Meditation & Yoga Support: Insight Timer
If anxiety or lack of sleep has been an issue for you, the Insight Timer app is a free app that has become quite popular. Insight Timer shares yoga, meditation and live sessions that can help with sleep and anxiety. There is even a mediation guide the kids can join in on from the wildly optimistic and happy Goldie Hawn, “Keep Your MindUP For Your Brain.” One of my personal favorite meditations is from the author and wellness consultant Alexander Elle “ReCentering In Times Of Uncertainty.”

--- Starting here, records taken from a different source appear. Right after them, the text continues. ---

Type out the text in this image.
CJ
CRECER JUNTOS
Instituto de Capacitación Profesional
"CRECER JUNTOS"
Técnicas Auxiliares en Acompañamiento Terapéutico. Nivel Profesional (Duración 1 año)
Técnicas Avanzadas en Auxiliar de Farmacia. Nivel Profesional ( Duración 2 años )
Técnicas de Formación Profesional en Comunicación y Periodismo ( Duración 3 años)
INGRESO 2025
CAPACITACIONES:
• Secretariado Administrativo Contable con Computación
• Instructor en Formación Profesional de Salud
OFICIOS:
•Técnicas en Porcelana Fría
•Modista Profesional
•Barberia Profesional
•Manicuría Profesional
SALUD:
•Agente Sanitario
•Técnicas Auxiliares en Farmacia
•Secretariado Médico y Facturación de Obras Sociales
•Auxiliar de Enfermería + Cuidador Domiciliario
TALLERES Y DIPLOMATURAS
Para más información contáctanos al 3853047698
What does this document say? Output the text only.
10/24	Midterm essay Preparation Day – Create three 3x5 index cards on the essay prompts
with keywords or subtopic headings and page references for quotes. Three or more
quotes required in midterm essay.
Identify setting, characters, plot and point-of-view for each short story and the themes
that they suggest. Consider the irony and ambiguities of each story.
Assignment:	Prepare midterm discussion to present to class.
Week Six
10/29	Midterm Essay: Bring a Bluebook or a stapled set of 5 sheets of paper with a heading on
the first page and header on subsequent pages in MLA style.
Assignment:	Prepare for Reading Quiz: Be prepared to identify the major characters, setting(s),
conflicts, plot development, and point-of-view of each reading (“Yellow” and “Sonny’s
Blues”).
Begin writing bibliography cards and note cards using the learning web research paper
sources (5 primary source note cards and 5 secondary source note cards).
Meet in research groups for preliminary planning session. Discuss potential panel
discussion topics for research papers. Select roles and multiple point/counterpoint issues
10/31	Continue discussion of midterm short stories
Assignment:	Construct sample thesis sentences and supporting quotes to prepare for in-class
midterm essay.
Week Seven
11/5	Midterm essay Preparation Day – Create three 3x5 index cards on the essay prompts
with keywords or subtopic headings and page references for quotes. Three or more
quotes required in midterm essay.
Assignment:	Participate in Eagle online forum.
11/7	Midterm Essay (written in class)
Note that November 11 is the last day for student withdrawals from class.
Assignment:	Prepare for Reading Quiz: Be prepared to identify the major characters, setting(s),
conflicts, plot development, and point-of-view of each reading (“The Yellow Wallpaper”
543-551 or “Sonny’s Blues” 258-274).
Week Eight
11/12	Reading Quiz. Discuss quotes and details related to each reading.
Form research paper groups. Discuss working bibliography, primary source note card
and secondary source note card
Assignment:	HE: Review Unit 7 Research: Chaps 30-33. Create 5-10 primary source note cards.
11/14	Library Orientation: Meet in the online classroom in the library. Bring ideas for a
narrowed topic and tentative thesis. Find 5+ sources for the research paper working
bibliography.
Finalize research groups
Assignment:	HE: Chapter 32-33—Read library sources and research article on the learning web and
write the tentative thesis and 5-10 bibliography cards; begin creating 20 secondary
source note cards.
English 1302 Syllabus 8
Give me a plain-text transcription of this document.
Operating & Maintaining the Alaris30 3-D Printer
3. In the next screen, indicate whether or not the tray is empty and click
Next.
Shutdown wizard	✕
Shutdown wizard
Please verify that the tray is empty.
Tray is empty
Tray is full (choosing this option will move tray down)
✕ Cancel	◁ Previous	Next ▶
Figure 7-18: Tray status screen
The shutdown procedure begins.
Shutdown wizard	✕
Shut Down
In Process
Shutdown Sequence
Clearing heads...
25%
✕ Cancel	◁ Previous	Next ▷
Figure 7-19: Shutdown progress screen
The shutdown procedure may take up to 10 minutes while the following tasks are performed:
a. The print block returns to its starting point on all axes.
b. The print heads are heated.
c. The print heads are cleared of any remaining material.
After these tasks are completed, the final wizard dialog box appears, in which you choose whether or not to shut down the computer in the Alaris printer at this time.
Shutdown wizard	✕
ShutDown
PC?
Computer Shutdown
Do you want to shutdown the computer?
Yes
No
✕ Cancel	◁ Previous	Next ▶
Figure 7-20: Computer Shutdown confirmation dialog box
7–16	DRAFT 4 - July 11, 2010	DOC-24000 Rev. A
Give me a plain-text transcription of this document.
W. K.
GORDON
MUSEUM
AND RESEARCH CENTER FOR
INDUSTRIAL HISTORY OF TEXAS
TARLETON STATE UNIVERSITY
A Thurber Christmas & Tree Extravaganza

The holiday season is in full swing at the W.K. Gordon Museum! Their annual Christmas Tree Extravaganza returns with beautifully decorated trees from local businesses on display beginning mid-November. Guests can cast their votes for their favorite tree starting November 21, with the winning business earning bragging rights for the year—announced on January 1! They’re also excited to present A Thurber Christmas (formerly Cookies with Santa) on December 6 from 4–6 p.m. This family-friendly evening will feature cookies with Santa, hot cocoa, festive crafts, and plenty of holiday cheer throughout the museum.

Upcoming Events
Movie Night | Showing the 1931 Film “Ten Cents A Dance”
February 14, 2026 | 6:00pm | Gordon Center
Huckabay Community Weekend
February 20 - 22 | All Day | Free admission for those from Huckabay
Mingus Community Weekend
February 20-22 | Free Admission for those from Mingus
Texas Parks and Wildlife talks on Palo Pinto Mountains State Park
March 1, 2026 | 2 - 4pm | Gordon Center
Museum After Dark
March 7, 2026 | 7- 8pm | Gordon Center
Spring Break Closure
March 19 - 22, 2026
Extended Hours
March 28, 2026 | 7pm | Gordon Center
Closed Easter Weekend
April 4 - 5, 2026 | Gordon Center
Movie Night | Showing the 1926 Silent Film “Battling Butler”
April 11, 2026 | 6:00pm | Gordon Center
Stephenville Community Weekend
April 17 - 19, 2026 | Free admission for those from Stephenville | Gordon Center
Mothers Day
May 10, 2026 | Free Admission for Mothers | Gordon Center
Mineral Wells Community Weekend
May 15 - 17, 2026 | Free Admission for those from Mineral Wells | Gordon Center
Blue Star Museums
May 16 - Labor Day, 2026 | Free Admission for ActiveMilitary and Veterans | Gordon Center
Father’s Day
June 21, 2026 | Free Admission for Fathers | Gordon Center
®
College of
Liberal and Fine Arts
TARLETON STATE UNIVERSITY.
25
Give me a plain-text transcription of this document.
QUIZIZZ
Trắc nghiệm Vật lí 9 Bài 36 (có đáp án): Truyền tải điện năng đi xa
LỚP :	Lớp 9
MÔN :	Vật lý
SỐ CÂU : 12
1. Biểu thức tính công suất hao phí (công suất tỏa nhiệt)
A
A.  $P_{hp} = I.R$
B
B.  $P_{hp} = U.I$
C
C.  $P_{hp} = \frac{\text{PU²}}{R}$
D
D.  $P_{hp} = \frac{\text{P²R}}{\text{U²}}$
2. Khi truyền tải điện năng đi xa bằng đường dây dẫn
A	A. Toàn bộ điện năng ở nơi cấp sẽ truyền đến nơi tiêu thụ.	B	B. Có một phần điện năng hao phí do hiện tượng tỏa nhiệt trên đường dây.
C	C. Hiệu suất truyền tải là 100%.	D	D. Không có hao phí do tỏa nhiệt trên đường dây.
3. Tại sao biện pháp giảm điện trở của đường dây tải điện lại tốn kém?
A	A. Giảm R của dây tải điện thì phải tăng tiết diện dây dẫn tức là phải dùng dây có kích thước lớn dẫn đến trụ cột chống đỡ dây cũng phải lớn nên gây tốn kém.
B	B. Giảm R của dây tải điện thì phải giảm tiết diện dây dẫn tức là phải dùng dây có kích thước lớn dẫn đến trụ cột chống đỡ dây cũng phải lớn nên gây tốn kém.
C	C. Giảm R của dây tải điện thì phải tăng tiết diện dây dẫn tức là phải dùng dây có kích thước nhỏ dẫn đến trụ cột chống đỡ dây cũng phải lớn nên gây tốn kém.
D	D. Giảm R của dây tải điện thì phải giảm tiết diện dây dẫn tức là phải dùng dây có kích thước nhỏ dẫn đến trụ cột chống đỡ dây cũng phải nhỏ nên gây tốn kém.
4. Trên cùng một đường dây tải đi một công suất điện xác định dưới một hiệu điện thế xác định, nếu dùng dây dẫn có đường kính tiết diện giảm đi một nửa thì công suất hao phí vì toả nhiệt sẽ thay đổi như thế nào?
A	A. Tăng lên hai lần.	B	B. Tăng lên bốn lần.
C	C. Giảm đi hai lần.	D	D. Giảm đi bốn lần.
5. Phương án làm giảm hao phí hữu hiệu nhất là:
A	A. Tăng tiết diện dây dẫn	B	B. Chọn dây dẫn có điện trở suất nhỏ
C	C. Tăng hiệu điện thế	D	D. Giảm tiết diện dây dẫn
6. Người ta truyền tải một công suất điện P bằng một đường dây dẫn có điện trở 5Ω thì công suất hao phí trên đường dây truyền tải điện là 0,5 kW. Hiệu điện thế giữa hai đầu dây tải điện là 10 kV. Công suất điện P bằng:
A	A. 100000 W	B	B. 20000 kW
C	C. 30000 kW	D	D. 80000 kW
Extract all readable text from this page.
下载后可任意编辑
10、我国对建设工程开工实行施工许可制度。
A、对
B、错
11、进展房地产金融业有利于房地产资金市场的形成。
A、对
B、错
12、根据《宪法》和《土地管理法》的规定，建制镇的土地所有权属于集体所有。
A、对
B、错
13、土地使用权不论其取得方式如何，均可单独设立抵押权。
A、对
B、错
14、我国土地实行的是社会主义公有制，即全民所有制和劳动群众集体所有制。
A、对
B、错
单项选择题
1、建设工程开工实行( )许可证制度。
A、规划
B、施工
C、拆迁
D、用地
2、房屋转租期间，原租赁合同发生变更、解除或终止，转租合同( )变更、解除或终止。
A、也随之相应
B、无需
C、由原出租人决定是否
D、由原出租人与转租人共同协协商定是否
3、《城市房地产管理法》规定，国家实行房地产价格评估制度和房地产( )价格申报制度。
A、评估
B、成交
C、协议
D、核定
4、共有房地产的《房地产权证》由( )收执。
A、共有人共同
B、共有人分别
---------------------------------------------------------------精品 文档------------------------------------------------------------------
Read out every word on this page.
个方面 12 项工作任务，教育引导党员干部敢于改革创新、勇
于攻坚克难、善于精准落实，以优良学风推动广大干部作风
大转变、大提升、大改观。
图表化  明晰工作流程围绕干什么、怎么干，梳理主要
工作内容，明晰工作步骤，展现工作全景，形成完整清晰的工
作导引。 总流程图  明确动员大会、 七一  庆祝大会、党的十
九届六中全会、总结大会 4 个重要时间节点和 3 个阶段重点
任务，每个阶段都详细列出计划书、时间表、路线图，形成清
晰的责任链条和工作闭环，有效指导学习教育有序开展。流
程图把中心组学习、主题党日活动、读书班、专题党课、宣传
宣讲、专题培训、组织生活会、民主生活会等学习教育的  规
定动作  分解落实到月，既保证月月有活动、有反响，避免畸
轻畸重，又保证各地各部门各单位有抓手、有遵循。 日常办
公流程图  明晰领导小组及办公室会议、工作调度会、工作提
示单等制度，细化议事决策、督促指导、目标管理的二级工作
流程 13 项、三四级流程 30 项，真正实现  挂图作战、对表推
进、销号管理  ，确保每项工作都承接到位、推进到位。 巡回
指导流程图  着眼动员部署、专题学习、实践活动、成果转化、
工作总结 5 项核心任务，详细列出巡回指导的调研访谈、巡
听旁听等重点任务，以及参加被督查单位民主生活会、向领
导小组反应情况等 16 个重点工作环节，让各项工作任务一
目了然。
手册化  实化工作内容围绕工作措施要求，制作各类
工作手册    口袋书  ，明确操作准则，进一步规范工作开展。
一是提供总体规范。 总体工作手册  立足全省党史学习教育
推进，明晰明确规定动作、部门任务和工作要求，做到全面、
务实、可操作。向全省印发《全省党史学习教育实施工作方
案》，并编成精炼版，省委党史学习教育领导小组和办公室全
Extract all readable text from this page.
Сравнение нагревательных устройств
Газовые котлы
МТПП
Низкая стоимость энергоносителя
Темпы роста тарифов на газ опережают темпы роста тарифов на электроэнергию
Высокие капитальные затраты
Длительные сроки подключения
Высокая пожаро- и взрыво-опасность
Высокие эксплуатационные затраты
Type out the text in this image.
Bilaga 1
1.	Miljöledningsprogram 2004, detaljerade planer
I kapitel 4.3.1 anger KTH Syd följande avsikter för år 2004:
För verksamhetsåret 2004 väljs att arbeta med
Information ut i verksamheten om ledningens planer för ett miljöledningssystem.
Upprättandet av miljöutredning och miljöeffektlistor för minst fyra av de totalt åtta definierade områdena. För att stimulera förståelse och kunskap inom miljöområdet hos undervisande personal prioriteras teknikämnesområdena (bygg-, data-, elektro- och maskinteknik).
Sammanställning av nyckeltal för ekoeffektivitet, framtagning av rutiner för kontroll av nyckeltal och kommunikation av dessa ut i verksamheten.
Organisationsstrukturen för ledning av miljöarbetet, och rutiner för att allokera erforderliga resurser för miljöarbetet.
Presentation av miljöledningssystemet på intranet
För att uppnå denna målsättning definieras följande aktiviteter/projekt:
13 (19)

If you would like to take your practice to the next level by having access to their library of micro-courses, you can sign up for a subscription that is $60 for the year.
Vision Boarding: Canva
Vision Boarding is when you create a ‘board’ that helps you set goals for the future. It is best to set a realistic number of goals, dig into old magazines, cut out words and images. A modern approach would be to design an ’a board’ via an app. Whether you craft on paper or your device, your board should feel inspirational and aspirational. Canva is free and offers fun fonts; using an array of templates, and you can add images, edit, change up with gorgeous filters, icons and shapes. The app is free, but you are charged for any premium elements you add to your design. You can download in multiple formats.
Mood Self-Care: MindDoc
If you suffer from depression, anxiety, or an eating disorder—MindDoc is a self-management app that offers insights and monitors your mood. When many people do not have as many human connections as we had pre-pandemic—MindDoc can be a useful tool in self-management for mental health disorders. Not to replace a therapist or a psychologist, this app is for when you need to check in with your feelings and hear helpful words to calm you. The app costs anywhere from $4.49 a month. MindDoc ranges from $24.99 to $47.99 a year.
This story first appeared in New York Family.